Commentary
Video
Author(s):
Jeremy M. Pantin, MD, discusses the evolution of the PNH treatment paradigm and agents that are available or being investigated in this disease.
Jeremy M. Pantin, MD, clinical director, Adult Transplant and Cellular Therapy Program, TriStar Centennial Medical Center, bone marrow transplant physician, Sarah Cannon Research Institute, discusses the evolution of the paroxysmal nocturnal hemoglobinuria (PNH) treatment paradigm and administration considerations for current and emerging agents in this disease.
Although the first complement inhibitors to be used for patients with PNH are effective, they are also associated with high rates of breakthrough hemolysis, and patients’ hemoglobin levels may never return to normal after receiving these agents, Pantin explains. These unmet needs have prompted researchers to develop new therapies for patients with PNH, Pantin emphasizes.
In 2023, the FDA granted priority review to crovalimab for the treatment of patients with PNH. Pantin notes that crovalimab is not the first C5-directed monoclonal antibody to be introduced in the PNH field. Ravulizumab-cwvz (Ultomiris), another C5 inhibitor, was FDA approved in 2018 for adult patients with PNH. In 2021, this indication was expanded to include pediatric patients with this disease. Crovalimab and ravulizumab can both be administered subcutaneously through on-body delivery systems. Although ravulizumab can also be received intravenously, subcutaneous dosing of the agent is not approved for pediatric patients, according to Pantin.

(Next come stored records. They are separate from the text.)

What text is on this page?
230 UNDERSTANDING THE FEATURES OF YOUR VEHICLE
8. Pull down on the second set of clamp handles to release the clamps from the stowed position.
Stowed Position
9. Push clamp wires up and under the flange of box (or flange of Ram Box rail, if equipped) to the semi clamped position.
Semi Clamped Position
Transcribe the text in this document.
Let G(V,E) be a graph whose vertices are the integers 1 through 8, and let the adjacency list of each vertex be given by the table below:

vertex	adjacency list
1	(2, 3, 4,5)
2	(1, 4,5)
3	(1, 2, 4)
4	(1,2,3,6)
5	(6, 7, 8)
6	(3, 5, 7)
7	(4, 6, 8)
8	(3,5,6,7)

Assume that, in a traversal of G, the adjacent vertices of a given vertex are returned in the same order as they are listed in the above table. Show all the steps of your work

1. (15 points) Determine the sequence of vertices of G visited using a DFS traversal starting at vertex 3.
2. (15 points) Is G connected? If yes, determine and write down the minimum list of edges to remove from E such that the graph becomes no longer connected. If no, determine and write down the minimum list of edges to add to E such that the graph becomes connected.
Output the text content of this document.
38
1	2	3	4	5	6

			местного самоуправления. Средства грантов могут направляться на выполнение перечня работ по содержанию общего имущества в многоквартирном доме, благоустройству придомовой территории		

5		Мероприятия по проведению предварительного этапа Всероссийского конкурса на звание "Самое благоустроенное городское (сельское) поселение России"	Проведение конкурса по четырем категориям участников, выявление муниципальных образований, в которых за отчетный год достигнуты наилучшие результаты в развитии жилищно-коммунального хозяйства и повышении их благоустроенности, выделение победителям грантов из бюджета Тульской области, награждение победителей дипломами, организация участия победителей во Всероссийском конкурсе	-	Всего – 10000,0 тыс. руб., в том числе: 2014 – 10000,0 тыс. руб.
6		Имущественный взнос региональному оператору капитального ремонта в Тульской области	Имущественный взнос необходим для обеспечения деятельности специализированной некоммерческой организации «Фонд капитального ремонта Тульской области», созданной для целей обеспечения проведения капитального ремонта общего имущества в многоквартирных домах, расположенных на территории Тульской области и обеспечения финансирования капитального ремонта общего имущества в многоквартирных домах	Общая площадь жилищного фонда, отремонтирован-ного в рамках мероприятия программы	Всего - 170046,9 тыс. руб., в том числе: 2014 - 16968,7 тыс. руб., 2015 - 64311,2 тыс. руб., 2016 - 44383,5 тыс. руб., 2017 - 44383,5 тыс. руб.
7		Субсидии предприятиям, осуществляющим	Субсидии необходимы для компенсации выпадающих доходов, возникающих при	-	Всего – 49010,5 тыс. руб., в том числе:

Iptacopan (Fabhalta) is the first complement factor B inhibitor to receive FDA approval in 2023 for adult patients with PNH, Pantin says. One advantage of this agent is that it is administered orally, which means that patients do not have to receive treatment at an infusion center or give themselves subcutaneous injections, Pantin notes. Additionally, the oral availability of iptacopan may improve treatment compliance rates among patients with PNH, Pantin explains. Historically, treatment compliance has been difficult to attain in this disease, and patients often die from PNH because of noncompliance to complement inhibitor therapy, according to Pantin. As iptacopan usage increases, this agent may improve PNH treatment outcomes due to its novel mechanism of action and administration route, Pantin concludes.